Lo peor es la actitud de las Instituciones del Estado que con las Autoridades nos tiene desprotegidos, configurándose la conducta omisiva que en la práctica cohonesta con esta ola criminal contra nosotros el Pueblo.

A pesar de ser beneficiarios de Medidas Cautelares ordenadas por la CIDH OEA y que el Estado Colombiano incumple.

Incumplimiento oficial Estatal que nos revictimiza y que por su omisión prevaricadora aumenta la situación vulnerable y de desprotección a los Activistas, Abogados Defensores de DDHH, Dirigentes Populares, campesinos, población civil y a los Dirigentes y Reclamantes de tierras despojadas violentamente por el paramilitarismo y su minería ilegal.

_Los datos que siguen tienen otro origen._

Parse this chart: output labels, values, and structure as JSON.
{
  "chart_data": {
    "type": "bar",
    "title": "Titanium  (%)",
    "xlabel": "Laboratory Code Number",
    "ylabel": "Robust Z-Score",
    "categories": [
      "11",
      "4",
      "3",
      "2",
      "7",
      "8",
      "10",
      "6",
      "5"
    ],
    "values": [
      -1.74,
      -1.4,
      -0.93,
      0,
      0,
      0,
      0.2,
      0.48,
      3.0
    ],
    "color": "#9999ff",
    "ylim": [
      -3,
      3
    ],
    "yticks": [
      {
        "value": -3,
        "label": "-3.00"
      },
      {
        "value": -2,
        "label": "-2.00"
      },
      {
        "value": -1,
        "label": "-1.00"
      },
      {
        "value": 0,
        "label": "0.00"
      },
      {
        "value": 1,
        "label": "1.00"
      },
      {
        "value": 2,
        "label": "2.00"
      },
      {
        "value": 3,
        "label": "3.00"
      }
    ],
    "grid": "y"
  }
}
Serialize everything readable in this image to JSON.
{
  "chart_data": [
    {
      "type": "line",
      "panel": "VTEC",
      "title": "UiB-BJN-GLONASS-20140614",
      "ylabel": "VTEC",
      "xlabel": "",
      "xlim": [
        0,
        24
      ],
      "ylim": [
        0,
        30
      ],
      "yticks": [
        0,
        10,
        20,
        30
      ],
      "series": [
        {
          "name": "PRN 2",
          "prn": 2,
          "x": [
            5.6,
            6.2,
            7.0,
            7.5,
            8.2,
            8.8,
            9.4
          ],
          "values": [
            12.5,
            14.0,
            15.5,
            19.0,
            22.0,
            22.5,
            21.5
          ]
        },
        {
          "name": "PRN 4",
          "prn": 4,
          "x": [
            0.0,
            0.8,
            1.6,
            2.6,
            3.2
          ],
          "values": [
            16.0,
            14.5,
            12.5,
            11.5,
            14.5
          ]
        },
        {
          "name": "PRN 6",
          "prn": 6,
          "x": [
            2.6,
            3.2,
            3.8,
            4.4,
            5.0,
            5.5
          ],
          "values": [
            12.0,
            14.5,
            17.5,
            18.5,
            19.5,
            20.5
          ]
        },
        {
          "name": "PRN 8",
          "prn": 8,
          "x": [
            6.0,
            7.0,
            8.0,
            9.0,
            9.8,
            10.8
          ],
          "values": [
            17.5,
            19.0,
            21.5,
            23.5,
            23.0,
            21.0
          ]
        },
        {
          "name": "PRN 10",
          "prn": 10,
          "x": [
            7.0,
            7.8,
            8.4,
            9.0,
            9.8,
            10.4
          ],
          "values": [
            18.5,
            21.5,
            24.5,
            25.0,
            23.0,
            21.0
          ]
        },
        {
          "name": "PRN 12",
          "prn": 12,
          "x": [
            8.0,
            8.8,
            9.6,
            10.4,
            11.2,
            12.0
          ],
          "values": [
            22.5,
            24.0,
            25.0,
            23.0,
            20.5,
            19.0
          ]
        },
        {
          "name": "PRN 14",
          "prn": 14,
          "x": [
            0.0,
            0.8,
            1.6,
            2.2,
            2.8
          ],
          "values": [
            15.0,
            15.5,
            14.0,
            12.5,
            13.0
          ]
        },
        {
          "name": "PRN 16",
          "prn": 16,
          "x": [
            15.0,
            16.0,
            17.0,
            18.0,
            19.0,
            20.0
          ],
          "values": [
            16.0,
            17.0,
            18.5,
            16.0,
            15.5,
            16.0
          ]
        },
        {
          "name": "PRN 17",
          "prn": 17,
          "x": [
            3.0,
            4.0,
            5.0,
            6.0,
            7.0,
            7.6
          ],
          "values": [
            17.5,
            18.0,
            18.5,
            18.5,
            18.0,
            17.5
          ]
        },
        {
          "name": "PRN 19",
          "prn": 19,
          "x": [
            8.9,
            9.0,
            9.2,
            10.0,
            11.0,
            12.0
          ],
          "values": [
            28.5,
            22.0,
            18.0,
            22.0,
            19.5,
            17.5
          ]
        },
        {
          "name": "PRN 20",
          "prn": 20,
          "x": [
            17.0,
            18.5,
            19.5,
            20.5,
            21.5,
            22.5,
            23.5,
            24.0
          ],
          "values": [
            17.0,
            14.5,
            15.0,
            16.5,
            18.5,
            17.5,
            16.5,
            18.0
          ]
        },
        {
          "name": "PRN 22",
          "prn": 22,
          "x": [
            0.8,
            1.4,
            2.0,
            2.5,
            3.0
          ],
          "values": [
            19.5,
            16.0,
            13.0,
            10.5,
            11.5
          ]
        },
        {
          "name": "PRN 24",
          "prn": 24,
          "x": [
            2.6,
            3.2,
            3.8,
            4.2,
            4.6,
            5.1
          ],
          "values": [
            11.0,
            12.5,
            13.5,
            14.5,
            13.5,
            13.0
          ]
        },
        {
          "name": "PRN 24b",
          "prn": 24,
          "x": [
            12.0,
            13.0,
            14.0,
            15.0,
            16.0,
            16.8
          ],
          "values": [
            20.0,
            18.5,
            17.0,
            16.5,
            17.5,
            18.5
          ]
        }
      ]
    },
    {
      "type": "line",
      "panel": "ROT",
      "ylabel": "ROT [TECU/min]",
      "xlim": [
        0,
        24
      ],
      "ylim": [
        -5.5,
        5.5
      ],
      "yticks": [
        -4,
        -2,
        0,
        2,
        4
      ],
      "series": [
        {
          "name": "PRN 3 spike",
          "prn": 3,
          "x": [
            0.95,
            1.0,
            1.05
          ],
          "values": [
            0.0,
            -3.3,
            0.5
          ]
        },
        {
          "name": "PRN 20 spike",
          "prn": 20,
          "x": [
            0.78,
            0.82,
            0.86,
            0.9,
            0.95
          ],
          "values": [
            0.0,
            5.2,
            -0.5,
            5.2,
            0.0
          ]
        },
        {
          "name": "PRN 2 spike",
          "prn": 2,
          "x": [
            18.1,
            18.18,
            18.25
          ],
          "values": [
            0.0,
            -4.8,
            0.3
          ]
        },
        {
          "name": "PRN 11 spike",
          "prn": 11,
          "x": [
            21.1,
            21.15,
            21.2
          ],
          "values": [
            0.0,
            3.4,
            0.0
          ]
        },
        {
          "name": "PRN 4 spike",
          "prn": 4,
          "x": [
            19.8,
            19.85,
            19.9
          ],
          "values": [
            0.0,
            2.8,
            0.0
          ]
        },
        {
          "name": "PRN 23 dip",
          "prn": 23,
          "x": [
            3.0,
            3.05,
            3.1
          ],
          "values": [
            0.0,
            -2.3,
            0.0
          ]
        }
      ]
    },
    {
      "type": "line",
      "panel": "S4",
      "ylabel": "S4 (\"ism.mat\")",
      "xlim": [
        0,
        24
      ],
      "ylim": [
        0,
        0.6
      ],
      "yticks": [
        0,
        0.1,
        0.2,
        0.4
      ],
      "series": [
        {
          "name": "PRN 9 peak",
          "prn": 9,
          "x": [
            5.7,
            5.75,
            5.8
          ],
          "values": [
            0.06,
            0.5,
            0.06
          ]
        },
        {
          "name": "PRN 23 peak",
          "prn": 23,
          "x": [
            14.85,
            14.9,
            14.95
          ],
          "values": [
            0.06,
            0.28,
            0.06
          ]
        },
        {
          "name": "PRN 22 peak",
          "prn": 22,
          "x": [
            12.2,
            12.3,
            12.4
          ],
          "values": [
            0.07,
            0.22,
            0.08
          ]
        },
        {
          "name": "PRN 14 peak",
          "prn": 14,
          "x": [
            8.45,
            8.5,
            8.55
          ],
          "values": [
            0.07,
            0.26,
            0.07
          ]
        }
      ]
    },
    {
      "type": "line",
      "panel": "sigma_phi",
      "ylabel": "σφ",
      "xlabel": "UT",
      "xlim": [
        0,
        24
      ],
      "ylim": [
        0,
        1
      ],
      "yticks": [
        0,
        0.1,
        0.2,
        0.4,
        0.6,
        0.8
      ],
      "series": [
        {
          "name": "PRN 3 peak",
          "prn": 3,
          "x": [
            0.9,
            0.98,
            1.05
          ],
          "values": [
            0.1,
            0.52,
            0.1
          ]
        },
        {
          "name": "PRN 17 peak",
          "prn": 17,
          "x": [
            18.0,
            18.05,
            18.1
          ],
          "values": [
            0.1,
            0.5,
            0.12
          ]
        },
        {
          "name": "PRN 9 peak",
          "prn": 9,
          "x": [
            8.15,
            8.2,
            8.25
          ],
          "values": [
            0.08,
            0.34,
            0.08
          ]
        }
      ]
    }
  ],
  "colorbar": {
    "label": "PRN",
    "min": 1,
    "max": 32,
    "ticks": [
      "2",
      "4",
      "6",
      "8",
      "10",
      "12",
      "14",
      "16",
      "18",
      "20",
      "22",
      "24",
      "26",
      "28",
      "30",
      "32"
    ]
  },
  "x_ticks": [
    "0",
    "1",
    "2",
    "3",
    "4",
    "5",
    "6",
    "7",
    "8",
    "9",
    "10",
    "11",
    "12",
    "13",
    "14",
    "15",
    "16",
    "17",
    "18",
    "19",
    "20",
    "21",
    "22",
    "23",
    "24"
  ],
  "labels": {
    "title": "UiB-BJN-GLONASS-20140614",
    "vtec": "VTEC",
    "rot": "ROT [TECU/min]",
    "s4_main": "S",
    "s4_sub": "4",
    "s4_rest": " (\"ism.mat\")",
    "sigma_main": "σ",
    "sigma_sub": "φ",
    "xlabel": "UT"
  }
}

Hoy en el Cauca y sur occidente nos encontramos en la mayor vulnerabilidad ante esta ola violenta paramilitar, arremetida criminal que dice desconocer el Estado, pero ya con más y más muertos, amenazados y víctimas notorias de atentados, pruebas irrefutables del terrorismo de Estado que no se pueden desconocer irresponsablemente.

Van dos mujeres dirigentes populares víctimas de atentados criminales, clara combinación de feminicidio político y agresión a los Derechos de las comunidades y de los Pueblos a existir dignamente.

Responsabilizo directamente al Estado y a sus necróticas Instituciones por lo sucedido, y también, ante estos peligros inminentes de todos los daños irremediables que se nos llegare a causar al movimiento popular en el campo y en la ciudad, y a quienes actuamos en la lucha por los Derechos, por la Paz con Justicia Social y la Vida Digna.